Author: Lindsey Miller
After months of debate, acrimony and drama, the US Congress passed the Tax Cuts and Jobs Act, and sent it to President Trump for signature.
Starting January 1, 2018, many individual taxpayers will see significant change in how they plan and prepare their taxes.
Key Changes in the New Tax Plan for individuals
The 500-page bill includes the following key changes for individual taxpayers and their families:
- 1. Seven tax brackets remain, but income taxes cut
- a. Rate changes expire in 2025, unless extended by congress
- b. Look for initial withholding guidance from the IRS in January
- c. Indexed for inflation by a chained CPI
Freed Maxick Insights
This will give rise to many planning opportunities in the year before the new brackets expire. In addition, with the new brackets taking effect in 2018, it does not allow much time for pre-change planning.
- 2. Standard deduction
- a. Nearly doubled
- b. Indexed for inflation by chained CPI
- c.
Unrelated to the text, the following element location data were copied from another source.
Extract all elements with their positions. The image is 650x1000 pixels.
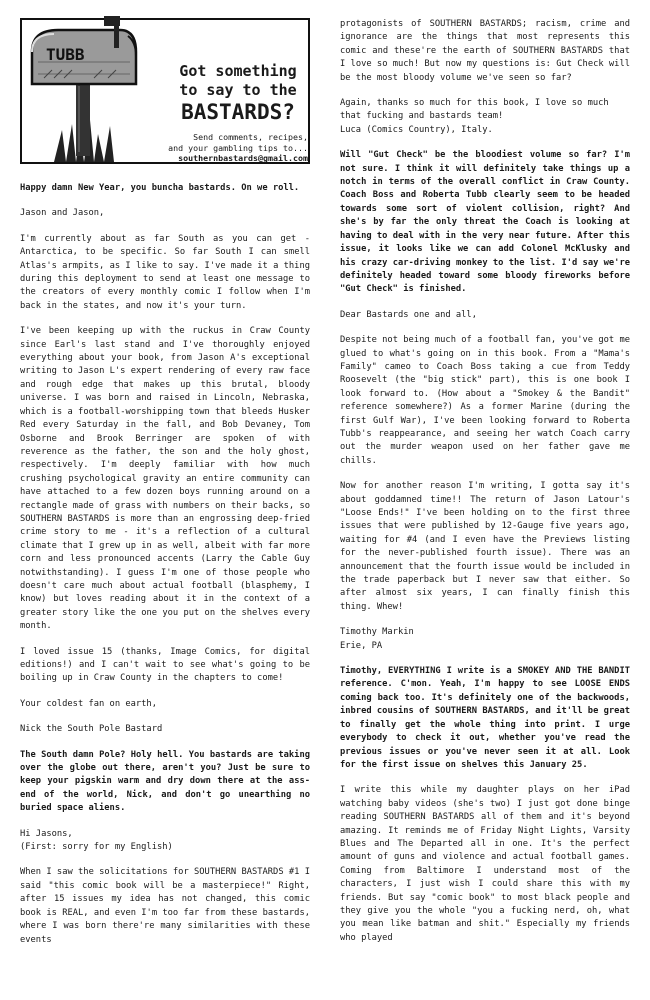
header-subtitle bbox=[134, 132, 308, 164]
letter-paragraph: protagonists of SOUTHERN BASTARDS; racism, crime and ignorance are the things that most represents this comic and these're the earth of SOUTHERN BASTARDS that I love so much! But now my questions is: Gut Check will be the most bloody volume we've seen so far? bbox=[340, 19, 630, 83]
editor-response: The South damn Pole? Holy hell. You bastards are taking over the globe out there, aren't you? Just be sure to keep your pigskin warm and dry down there at the ass-end of the world, Nick, and don't go unearthing no buried space aliens. bbox=[20, 749, 310, 814]
letter-paragraph: Hi Jasons, (First: sorry for my English) bbox=[20, 828, 173, 853]
editor-response: Will "Gut Check" be the bloodiest volume so far? I'm not sure. I think it will definitely take things up a notch in terms of the overall conflict in Craw County. Coach Boss and Roberta Tubb clearly seem to be headed towards some sort of violent collision, right? And she's by far the only threat the Coach is looking at having to deal with in the very near future. After this issue, it looks like we can add Colonel McKlusky and his crazy car-driving monkey to the list. I'd say we're definitely headed toward some bloody fireworks before "Gut Check" is finished. bbox=[340, 150, 630, 295]
letters-header-box bbox=[20, 18, 310, 164]
header-title bbox=[170, 62, 306, 125]
letter-paragraph: Timothy Markin Erie, PA bbox=[340, 627, 414, 651]
letter-paragraph: I write this while my daughter plays on her iPad watching baby videos (she's two) I just got done binge reading SOUTHERN BASTARDS all of them and it's beyond amazing. It reminds me of Friday Night Lights, Varsity Blues and The Departed all in one. It's the perfect amount of guns and violence and actual football games. Coming from Baltimore I understand most of the characters, I just wish I could share this with my friends. But say "comic book" to most black people and they give you the whole "you a fucking nerd, oh, what you mean like batman and shit." Especially my friends who played bbox=[340, 785, 630, 943]
right-letters bbox=[340, 18, 630, 945]
editor-response: Happy damn New Year, you buncha bastards. On we roll. bbox=[20, 183, 300, 193]
letter-paragraph: Again, thanks so much for this book, I love so much that fucking and bastards team! Luca (Comics Country), Italy. bbox=[340, 98, 609, 135]
header-title-line2: to say to the bbox=[179, 81, 297, 99]
header-email: southernbastards@gmail.com bbox=[178, 153, 308, 163]
letter-paragraph: Dear Bastards one and all, bbox=[340, 309, 477, 320]
letter-paragraph: Jason and Jason, bbox=[20, 208, 105, 219]
header-sub-line2: and your gambling tips to... bbox=[168, 142, 308, 153]
editor-response: Timothy, EVERYTHING I write is a SMOKEY AND THE BANDIT reference. C'mon. Yeah, I'm happy to see LOOSE ENDS coming back too. It's definitely one of the backwoods, inbred cousins of SOUTHERN BASTARDS, and it'll be great to finally get the whole thing into print. I urge everybody to check it out, whether you've read the previous issues or you've never seen it at all. Look for the first issue on shelves this January 25. bbox=[340, 666, 630, 770]
left-letters bbox=[20, 182, 310, 947]
left-column bbox=[20, 0, 310, 959]
mailbox-label: TUBB bbox=[46, 45, 85, 64]
letter-paragraph: When I saw the solicitations for SOUTHERN BASTARDS #1 I said "this comic book will be a masterpiece!" Right, after 15 issues my idea has not changed, this comic book is REAL, and even I'm too far from these bastards, where I was born there're many similarities with these events bbox=[20, 867, 310, 945]
header-title-line1: Got something bbox=[179, 62, 297, 80]
header-sub-line1: Send comments, recipes, bbox=[193, 132, 308, 142]
letter-paragraph: I loved issue 15 (thanks, Image Comics, for digital editions!) and I can't wait to see what's going to be boiling up in Craw County in the chapters to come! bbox=[20, 646, 310, 684]
letter-paragraph: Nick the South Pole Bastard bbox=[20, 724, 163, 735]
letter-paragraph: Now for another reason I'm writing, I gotta say it's about goddamned time!! The return of Jason Latour's "Loose Ends!" I've been holding on to the first three issues that were published by 12-Gauge five years ago, waiting for #4 (and I even have the Previews listing for the never-published fourth issue). There was an announcement that the fourth issue would be included in the trade paperback but I never saw that either. So after almost six years, I can finally finish this thing. Whew! bbox=[340, 481, 630, 612]
letter-paragraph: Your coldest fan on earth, bbox=[20, 698, 157, 709]
right-column bbox=[340, 18, 630, 957]
letter-paragraph: I've been keeping up with the ruckus in Craw County since Earl's last stand and I've thoroughly enjoyed everything about your book, from Jason A's exceptional writing to Jason L's expert rendering of every raw face and rough edge that makes up this brutal, bloody universe. I was born and raised in Lincoln, Nebraska, which is a football-worshipping town that bleeds Husker Red every Saturday in the fall, and Bob Devaney, Tom Osborne and Brook Berringer are spoken of with reverence as the father, the son and the holy ghost, respectively. I'm deeply familiar with how much crushing psychological gravity an entire community can have attached to a few dozen boys running around on a rectangle made of grass with numbers on their backs, so SOUTHERN BASTARDS is more than an engrossing deep-fried crime story to me - it's a reflection of a cultural climate that I grew up in as well, albeit with far more corn and less pronounced accents (Larry the Cable Guy notwithstanding). I guess I'm one of those people who doesn't care much about actual football (blasphemy, I know) but loves reading about it in the context of a greater story like the one you put on the shelves every month. bbox=[20, 326, 310, 632]
mailbox-icon bbox=[24, 12, 142, 162]
letter-paragraph: I'm currently about as far South as you can get - Antarctica, to be specific. So far South I can smell Atlas's armpits, as I like to say. I've made it a thing during this deployment to send at least one message to the creators of every monthly comic I follow when I'm back in the states, and now it's your turn. bbox=[20, 233, 310, 311]
header-title-line3: BASTARDS? bbox=[181, 100, 295, 124]
letter-paragraph: Despite not being much of a football fan, you've got me glued to what's going on in this book. From a "Mama's Family" cameo to Coach Boss taking a cue from Teddy Roosevelt (the "big stick" part), this is one book I look forward to. (How about a "Smokey & the Bandit" reference somewhere?) As a former Marine (during the first Gulf War), I've been looking forward to Roberta Tubb's reappearance, and seeing her watch Coach carry out the murder weapon used on her father gave me chills. bbox=[340, 335, 630, 466]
Personal exemptions eliminated
Freed Maxick Insights
With some itemized deductions being eliminated or limited, there will be an increase in the amount of taxpayers taking the standard deduction. However, the increase to the standard deduction amount will most benefit those taxpayers who have not itemized in the past.
- 3. Other Itemized Deductions
- a. Mortgage interest deduction remains, but is modified
- b. State and local tax deduction is limited to $10,000, may choose to include sales taxes as an alternative. Congress also acted to prevent pre-payment of taxes to avoid future limitations
- c. Medical expenses deductions temporarily enhanced by lowering the threshold to 7.5% of AGI in the 2018 and 2019 tax years
- d. Alimony no longer tax deductible and the associated income is no longer taxable
Freed Maxick Insights
It was originally thought that the state and local income tax deduction would be completely eliminated. While that did not end up being the case, it is worth it to note that the $10,000 limit includes both income and property taxes. Therefore, this provision will still severely limit the itemized deductions of many taxpayers. But don’t consider prepaying your 2018 state income taxes in 2017. Those amounts will not be deductible until 2018.
4. Alimony
a. For divorce or separation decrees after 2018, alimony is no longer tax deductible to the payor and the associated income is no longer taxable to the recipient
- 4. Affordable Care Act
a. The bill does not repeal the Affordable Care Act’s taxes on net investment income, the additional Medicare tax, medical device tax and others
b. The bill does repeal the individual mandate requirement (starting 2019)
5. Estate tax exemption
a. Doubles the exclusion amounts
b. Generation skipping tax exemption is also doubled
Freed Maxick Insights
Time to revisit your Estate Planning. There should be many opportunities to minimize the estate tax burden.
- 6. Alternative Minimum Tax
- a. The exemption increased from $54,300 to $70,300 for singles and from $84,500 to $109,400 for joint filers
Freed Maxick Insights
Maybe next time this will finally go away! Contact us and let’s see how this affects you.
- 7. Education
- a. Up to $10,000 in 529 savings plans can now be used for tuition at private and religious K-12 schools
- b. Deductions for classroom supplies bought by a teacher remains
- c. Tax free status of graduate student tuition waivers remains
- d. Student loan interest deduction remains
- 8. Families
- a. Child Tax Credit increased from $1,000 to $2,000. Credit is refundable up to $1,400. The plan also increases the income level from $110,000 to $400,000 for married tax filers
- b. $500 credit for each non-child dependent now allowed
Freed Maxick Insights
This provision will offset some of the impact of eliminating personal exemptions for families with multiple children.